By the end of Q1 2018, the team successfully migrated Jenkins Master to run natively on Kubernetes and also collaborated on the
Jenkins Kubernetes Plugin to manage the lifecycle of workers. "We’re currently building the entire Pinterest JVM stack (one of the larger monorepos at Pinterest which was recently bazelized) on this new cluster," says Benedict. "At peak, we run thousands of pods on a few hundred nodes. Overall, by moving to Kubernetes the team was able to build on-demand scaling and new failover policies, in addition to simplifying the overall deployment and management of a complicated piece of infrastructure such as Jenkins. We not only saw reduced build times but also huge efficiency wins. For instance, the team reclaimed over 80 percent of capacity during non-peak hours. As a result, the Jenkins Kubernetes cluster now uses 30 percent less instance-hours per-day when compared to the previous static cluster."
"We are in the position to run things at scale, in a public cloud environment, and test things out in way that a lot of people might not be able to do."
— MICHEAL BENEDICT, PRODUCT MANAGER FOR THE CLOUD AND THE DATA INFRASTRUCTURE GROUP AT PINTEREST
Benedict points to a "pretty robust roadmap" going forward. In addition to the Pinterest big data team’s experiments with Spark on Kubernetes, the company collaborated with Amazon’s EKS team on an ENI/CNI plug in.

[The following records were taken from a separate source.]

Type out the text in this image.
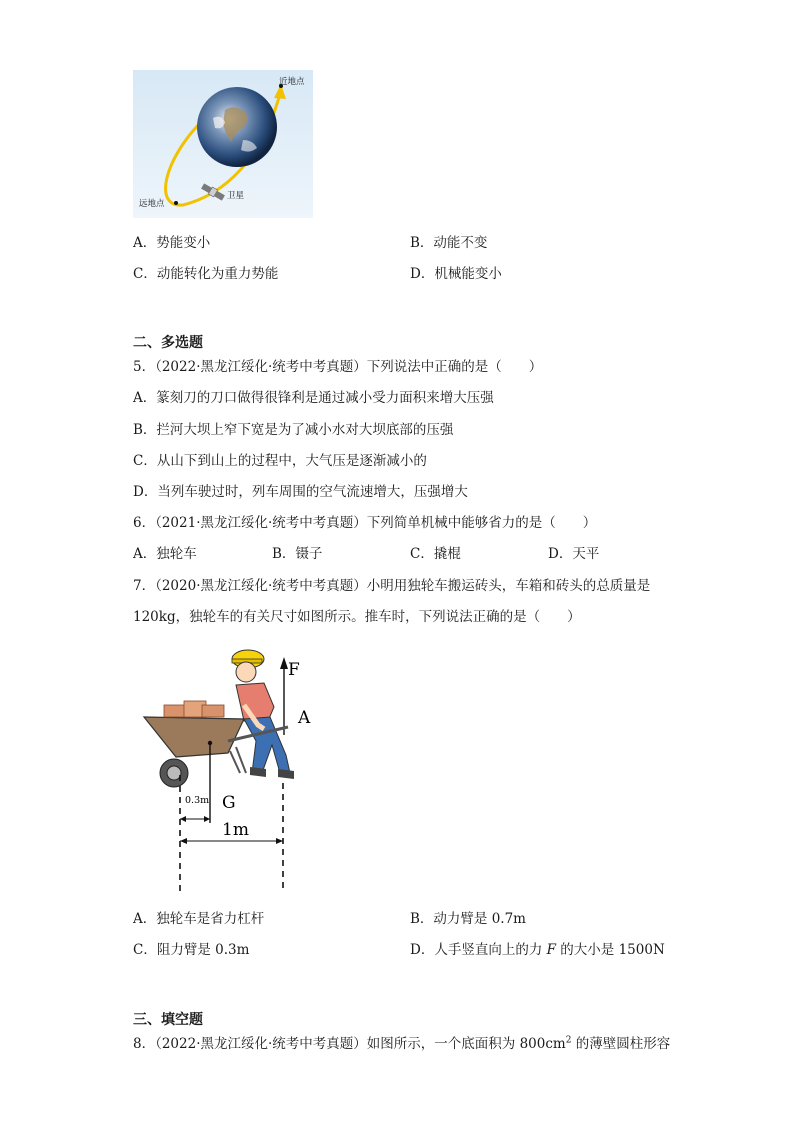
近地点
远地点
卫星
A．势能变小	B．动能不变
C．动能转化为重力势能	D．机械能变小
二、多选题
5．（2022·黑龙江绥化·统考中考真题）下列说法中正确的是（　　）
A．篆刻刀的刀口做得很锋利是通过减小受力面积来增大压强
B．拦河大坝上窄下宽是为了减小水对大坝底部的压强
C．从山下到山上的过程中，大气压是逐渐减小的
D．当列车驶过时，列车周围的空气流速增大，压强增大
6．（2021·黑龙江绥化·统考中考真题）下列简单机械中能够省力的是（　　）
A．独轮车	B．镊子	C．撬棍	D．天平
7．（2020·黑龙江绥化·统考中考真题）小明用独轮车搬运砖头，车箱和砖头的总质量是
120kg，独轮车的有关尺寸如图所示。推车时，下列说法正确的是（　　）
F
A
G
0.3m
1m
A．独轮车是省力杠杆	B．动力臂是 0.7m
C．阻力臂是 0.3m	D．人手竖直向上的力 F 的大小是 1500N
三、填空题
8．（2022·黑龙江绥化·统考中考真题）如图所示，一个底面积为 $800cm^2$ 的薄壁圆柱形容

Once the Jenkins cluster is up and running out of dark mode, Benedict hopes to establish best practices, including having governance primitives established—including integration with the chargeback system—before moving on to migrating the next service. "We have a healthy pipeline of use-cases to be on-boarded. After Jenkins, we want to enable support for Tensorflow and Apache Spark. At some point, we aim to move the company’s monolithic API service. If we move that and understand the complexity around that, it builds our confidence," says Benedict. "It sets us up for migration of all our other services."
After years of being a cloud native pioneer, Pinterest is eager to share its ongoing journey. "We are in the position to run things at scale, in a public cloud environment, and test things out in way that a lot of people might not be able to do," says Benedict. "We’re in a great position to contribute back some of those learnings."